As I sit in front of the fire this chilly April morning, I am struggling with a new dilemma.
Having completed a collection of short stories of mountain living with wildlife in the new millennium, Fire on the Wing, I must now consider how to send it out into the world. The options for a writer in the present day aren’t nearly as appealing as the days of Ray Bradbury or even the early ones of Anne Lamott.
I’m also challenged with the pragmatic concerns of making a living from writing. I know I’m not the first writer to encounter such a gremlin on the creative path.
There must’ve been ways to get one’s writing out into the world before social media, the Kazoo on my shoulder whispers in my ear.
The act of writing for oneself can be therapeutic, cathartic, and even insightful. It’s a way of tuning in to hear the truth of our soul. It’s a tool for the perspicacious to process the goings-on about our mosaic world as efficacious to our emotional and psychological beings. This is just like daily exercise is to our rescue dogs.
Writing is a way to stay aligned with our authentic selves.
It adds meaning and grounding in a world often too noisy, distracted, brutal, or steeped in self-absorption to the extreme point of solipsism, so it could make room for our concerns.
Writing, then, informs our lives in a way uniquely tailored to us. (The irony of intrinsic solipsism in a creative life isn’t lost on this writer.)
And yet, what happens when a writer takes her work out into the larger world?
Julia Cameron, one of my favorite writers from whom I seek guidance when I’m feeling the need for a bit of maternal soothing in my career, speaks of this phase as completing a cycle.
It’s a creative process, I paraphrase, akin to a silversmith making a beautiful spoon—he must send it to the marketplace to be bought and utilized by someone, lest it loses its original purpose of serving to feed a hungry soul.
Perhaps you resonate with such sentiment. I know these words speak deeply to my own creative heart.
And yet, these days, our new reality is prescribing the medium of social media. It is, many say, the only way to become known and invite others to know our work. Those likes and shares and even more joyfully, comments, can be as gratifying as kind words uttered from a close friend when delivered across our screens.
And yet, experiences inform us that social media can be impactful in the most injurious way, for anyone dedicated to a writing life understands that writing is as vulnerable as it is creative. Words uttered across the removed medium of social media can stop a writer in her tracks. Toxic phrases seep into our subconscious as we put pen to paper in creation of our next essay or article, affecting our creativity like a damning judge in a courtroom rendering a guilty verdict.
I knew you couldn’t write! Kazoo hollers. Who the heck are you to even think about such endeavors?

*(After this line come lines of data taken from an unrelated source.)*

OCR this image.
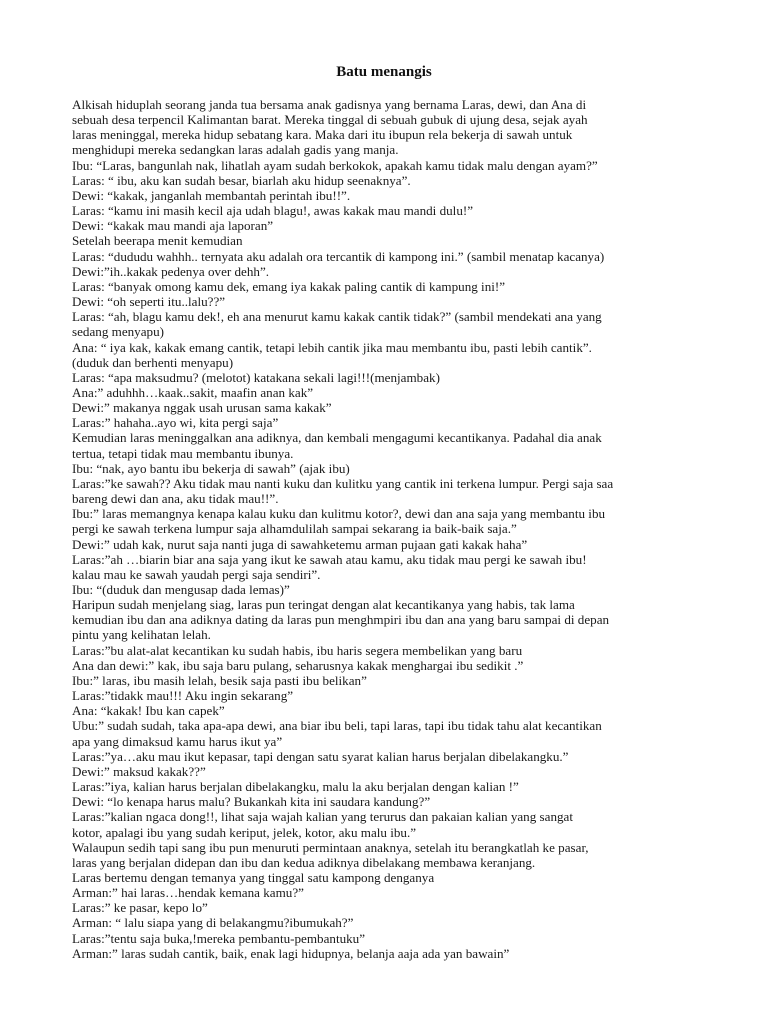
Batu menangis
Alkisah hiduplah seorang janda tua bersama anak gadisnya yang bernama Laras, dewi, dan Ana di
sebuah desa terpencil Kalimantan barat. Mereka tinggal di sebuah gubuk di ujung desa, sejak ayah
laras meninggal, mereka hidup sebatang kara. Maka dari itu ibupun rela bekerja di sawah untuk
menghidupi mereka sedangkan laras adalah gadis yang manja.
Ibu: “Laras, bangunlah nak, lihatlah ayam sudah berkokok, apakah kamu tidak malu dengan ayam?”
Laras: “ ibu, aku kan sudah besar, biarlah aku hidup seenaknya”.
Dewi: “kakak, janganlah membantah perintah ibu!!”.
Laras: “kamu ini masih kecil aja udah blagu!, awas kakak mau mandi dulu!”
Dewi: “kakak mau mandi aja laporan”
Setelah beerapa menit kemudian
Laras: “dududu wahhh.. ternyata aku adalah ora tercantik di kampong ini.” (sambil menatap kacanya)
Dewi:”ih..kakak pedenya over dehh”.
Laras: “banyak omong kamu dek, emang iya kakak paling cantik di kampung ini!”
Dewi: “oh seperti itu..lalu??”
Laras: “ah, blagu kamu dek!, eh ana menurut kamu kakak cantik tidak?” (sambil mendekati ana yang
sedang menyapu)
Ana: “ iya kak, kakak emang cantik, tetapi lebih cantik jika mau membantu ibu, pasti lebih cantik”.
(duduk dan berhenti menyapu)
Laras: “apa maksudmu? (melotot) katakana sekali lagi!!!(menjambak)
Ana:” aduhhh…kaak..sakit, maafin anan kak”
Dewi:” makanya nggak usah urusan sama kakak”
Laras:” hahaha..ayo wi, kita pergi saja”
Kemudian laras meninggalkan ana adiknya, dan kembali mengagumi kecantikanya. Padahal dia anak
tertua, tetapi tidak mau membantu ibunya.
Ibu: “nak, ayo bantu ibu bekerja di sawah” (ajak ibu)
Laras:”ke sawah?? Aku tidak mau nanti kuku dan kulitku yang cantik ini terkena lumpur. Pergi saja saa
bareng dewi dan ana, aku tidak mau!!”.
Ibu:” laras memangnya kenapa kalau kuku dan kulitmu kotor?, dewi dan ana saja yang membantu ibu
pergi ke sawah terkena lumpur saja alhamdulilah sampai sekarang ia baik-baik saja.”
Dewi:” udah kak, nurut saja nanti juga di sawahketemu arman pujaan gati kakak haha”
Laras:”ah …biarin biar ana saja yang ikut ke sawah atau kamu, aku tidak mau pergi ke sawah ibu!
kalau mau ke sawah yaudah pergi saja sendiri”.
Ibu: “(duduk dan mengusap dada lemas)”
Haripun sudah menjelang siag, laras pun teringat dengan alat kecantikanya yang habis, tak lama
kemudian ibu dan ana adiknya dating da laras pun menghmpiri ibu dan ana yang baru sampai di depan
pintu yang kelihatan lelah.
Laras:”bu alat-alat kecantikan ku sudah habis, ibu haris segera membelikan yang baru
Ana dan dewi:” kak, ibu saja baru pulang, seharusnya kakak menghargai ibu sedikit .”
Ibu:” laras, ibu masih lelah, besik saja pasti ibu belikan”
Laras:”tidakk mau!!! Aku ingin sekarang”
Ana: “kakak! Ibu kan capek”
Ubu:” sudah sudah, taka apa-apa dewi, ana biar ibu beli, tapi laras, tapi ibu tidak tahu alat kecantikan
apa yang dimaksud kamu harus ikut ya”
Laras:”ya…aku mau ikut kepasar, tapi dengan satu syarat kalian harus berjalan dibelakangku.”
Dewi:” maksud kakak??”
Laras:”iya, kalian harus berjalan dibelakangku, malu la aku berjalan dengan kalian !”
Dewi: “lo kenapa harus malu? Bukankah kita ini saudara kandung?”
Laras:”kalian ngaca dong!!, lihat saja wajah kalian yang terurus dan pakaian kalian yang sangat
kotor, apalagi ibu yang sudah keriput, jelek, kotor, aku malu ibu.”
Walaupun sedih tapi sang ibu pun menuruti permintaan anaknya, setelah itu berangkatlah ke pasar,
laras yang berjalan didepan dan ibu dan kedua adiknya dibelakang membawa keranjang.
Laras bertemu dengan temanya yang tinggal satu kampong denganya
Arman:” hai laras…hendak kemana kamu?”
Laras:” ke pasar, kepo lo”
Arman: “ lalu siapa yang di belakangmu?ibumukah?”
Laras:”tentu saja buka,!mereka pembantu-pembantuku”
Arman:” laras sudah cantik, baik, enak lagi hidupnya, belanja aaja ada yan bawain”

Even more insidious are actual words delivered by a close family member:
“You’d better watch your mouth when you speak of him!” in response to an article that I’d written about our 45th Nightmare-in-Chief.
There were other unkind experiences gleaned from the rescue dog movement through Instagram and Facebook, all of which led me to deactivate and remove such nefarious forms of communication from my life.
As a sensitive, animal-loving, creative empath, I needed to sleep at night.
Which is why it’s even more distressing to feel forced to consider a return to social media in order to keep sending my words out on behalf of rescue dogs, wolves, or the empowerment of women.
Writing this for all to see feels akin to hanging Bhutanese prayer flags to flap and tatter about in high-altitude winds, hoping to release them with a prayer of grace to some divine authority for an answer to come.
All I know for now is that for any dedicated writer with a want in her heart to complete the creative cycle or help raise consciousness for the plight of rescue dogs or the intrinsic value of wolves, this outward step feels as terrifying an undertaking as walking naked through Whole Foods at noon on a Tuesday.
It’s a risk we take every time we hit the “publish” or “send” button, expecting that the 18-year-old guy in his mother’s basement will find us and send words of condemnation, hate, or anger our way.
All of it makes me want to continue to hide away in my barn office, writing privately about the moose in our pasture this springtime, and in the comfortable company of our rescue dogs.
And yet, I feel the pull to move forward as primally as springtime calls for the grass to sprout forward. In so honoring such impulses, I search for a way that feels as congruous with my authentic self as my words are to my own soul when I write my daily morning pages. I’m looking for a medium that serves the purpose of honoring this creative process I was born into, one to which I rededicated myself a dozen years hence, because it is as vital to me as water and oxygen.
I hope there is such a way out there.
For me and for any creative, to stand still in silence with words hidden away in private journals or files on our computers is to believe in the brutal words delivered by those disturbed and disgruntled with the state of affairs in the world.
To walk forward and find new mediums, be they social media or elsewise, is to honor our writing life. And in the process, we honor ourselves.
One authentic, hopefully graceful or expressive word, at a time.